In the case under discussion, the offer was posted on the website of “El Corte Inglés” and the acceptance by the company was made by means of the available tools included in their own website intended for making purchase orders. It is worthy to take into account that these kind of remote Agreements are considered valid and in force without need of prior agreement between the parties in regards to the use of the mentioned automatic means. Therefore the significant requirement for the validity and effectiveness of a remote Agreement is the consent and agreement for the objet and price pursuant to Section 1450 of the Spanish Civil Code.
The Court established the difference between remote Agreements and those ordinary Agreements which are entered when both parties in the contract are not present in the signing act. In ordinary Agreements, the contract is considered accepted upon the consent and acceptance by the parties. Remote Agreements are enforceable upon the acceptance of the online offer of the Agreement pursuant to Section 1262 of Spanish Civil Code.
For such reason, Court of Appeal dismissed the arguments of “El Corte Inglés”. “El Corte Inglés” argued that a simple remote order cannot presume the acceptance of the Agreement because this is subject to a later acceptance on their part. In this case, as well as it happens with an ordinary sale Agreement, the Court considered that the acceptance is proven regardless the fact that the automatic replying e-mail with the reference purchase and delivery number from “El Corte Inglés” was not sent as it happened in the first order of 8 computers, thus, considering irrelevant whether the replying e-mail was sent or not to prove the acceptance of the Agreement. These kind of emails are just a mere procedure included in the Section 28 of the LSSI, as a formal requirement for acknowledging the receipt of the acceptance by the distributor.

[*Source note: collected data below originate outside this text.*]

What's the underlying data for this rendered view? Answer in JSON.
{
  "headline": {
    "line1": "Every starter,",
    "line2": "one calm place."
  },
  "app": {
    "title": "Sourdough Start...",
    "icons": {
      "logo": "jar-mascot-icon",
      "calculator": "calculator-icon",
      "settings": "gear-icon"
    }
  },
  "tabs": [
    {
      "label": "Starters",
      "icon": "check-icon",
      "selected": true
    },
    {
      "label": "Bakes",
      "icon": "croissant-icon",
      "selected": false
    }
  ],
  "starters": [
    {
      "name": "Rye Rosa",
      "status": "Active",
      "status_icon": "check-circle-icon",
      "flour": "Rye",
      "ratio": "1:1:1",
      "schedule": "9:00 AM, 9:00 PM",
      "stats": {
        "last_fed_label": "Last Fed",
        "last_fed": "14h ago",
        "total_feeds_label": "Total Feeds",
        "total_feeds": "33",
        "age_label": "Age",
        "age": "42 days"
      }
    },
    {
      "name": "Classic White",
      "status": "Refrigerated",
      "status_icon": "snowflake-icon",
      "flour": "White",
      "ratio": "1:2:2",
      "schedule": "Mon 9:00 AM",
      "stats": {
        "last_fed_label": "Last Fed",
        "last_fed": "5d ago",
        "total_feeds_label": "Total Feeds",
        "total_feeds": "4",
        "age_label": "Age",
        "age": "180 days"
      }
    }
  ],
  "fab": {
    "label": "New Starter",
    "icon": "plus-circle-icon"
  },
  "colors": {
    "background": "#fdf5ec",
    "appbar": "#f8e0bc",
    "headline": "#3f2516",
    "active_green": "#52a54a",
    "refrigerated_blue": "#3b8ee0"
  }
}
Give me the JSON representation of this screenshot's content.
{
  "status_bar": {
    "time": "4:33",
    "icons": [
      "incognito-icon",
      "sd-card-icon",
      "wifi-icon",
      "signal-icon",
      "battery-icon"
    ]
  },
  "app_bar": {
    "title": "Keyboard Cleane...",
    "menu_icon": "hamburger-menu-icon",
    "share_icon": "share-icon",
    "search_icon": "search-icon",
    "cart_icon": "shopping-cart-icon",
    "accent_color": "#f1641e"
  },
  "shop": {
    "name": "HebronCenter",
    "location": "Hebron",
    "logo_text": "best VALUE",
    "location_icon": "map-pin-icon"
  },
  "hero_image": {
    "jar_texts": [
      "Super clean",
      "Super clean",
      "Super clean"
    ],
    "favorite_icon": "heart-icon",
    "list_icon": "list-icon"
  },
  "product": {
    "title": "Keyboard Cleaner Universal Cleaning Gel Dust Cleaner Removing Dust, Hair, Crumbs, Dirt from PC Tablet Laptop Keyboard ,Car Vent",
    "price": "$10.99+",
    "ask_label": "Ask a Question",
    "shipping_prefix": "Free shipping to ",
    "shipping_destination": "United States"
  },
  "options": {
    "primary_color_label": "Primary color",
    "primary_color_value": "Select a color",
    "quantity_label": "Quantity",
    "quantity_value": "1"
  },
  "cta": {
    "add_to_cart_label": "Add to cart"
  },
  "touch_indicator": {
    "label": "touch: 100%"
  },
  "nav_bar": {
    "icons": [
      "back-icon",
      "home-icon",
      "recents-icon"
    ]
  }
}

However, this obligation is subsequent to the improvement of the Agreement.
Anyway, the acceptance of the two different orders of 8 and 7 laptops, respectively, is confirmed when the client clicks in “buy” at the web site and therefore, it is irrelevant whether the Claimant has received and automatic confirmation email or not.
Secondly, the defendant argued an infringement of good faith requirements and abuse of rights, for trying to oblige “El Cortes Inglés” to execute both Agreement for the sale of 15 laptop for a price of 36 € per unit.
The Court states that is necessary to check the factual circumstances case-by-case. In cases of obvious mistakes with ridiculous prizes, the argument of the buyer shall not be accepted if his only purpose is to take advantage of the error.
However, The Court assumed that the rapid obsolescence of hardware, software and IT equipment leads to substantial prices reductions. This is why it is not considered proven that the buyer was conscious of the error and in addition the order of 15 equipments does not seem to be out of proportion so there was not any intention by the buyer to take advantage of an error. Furthermore, the Court states that the good faith is presumed and the bad faith must be proven which did not occur in this case.
Given all the reasons mentioned above, the appeal of “El Corte Inglés” was rejected, and the Court declared valid the contract for the sale of 15 laptops, and condemns the seller to deliver the equipment in consideration of the agreed price.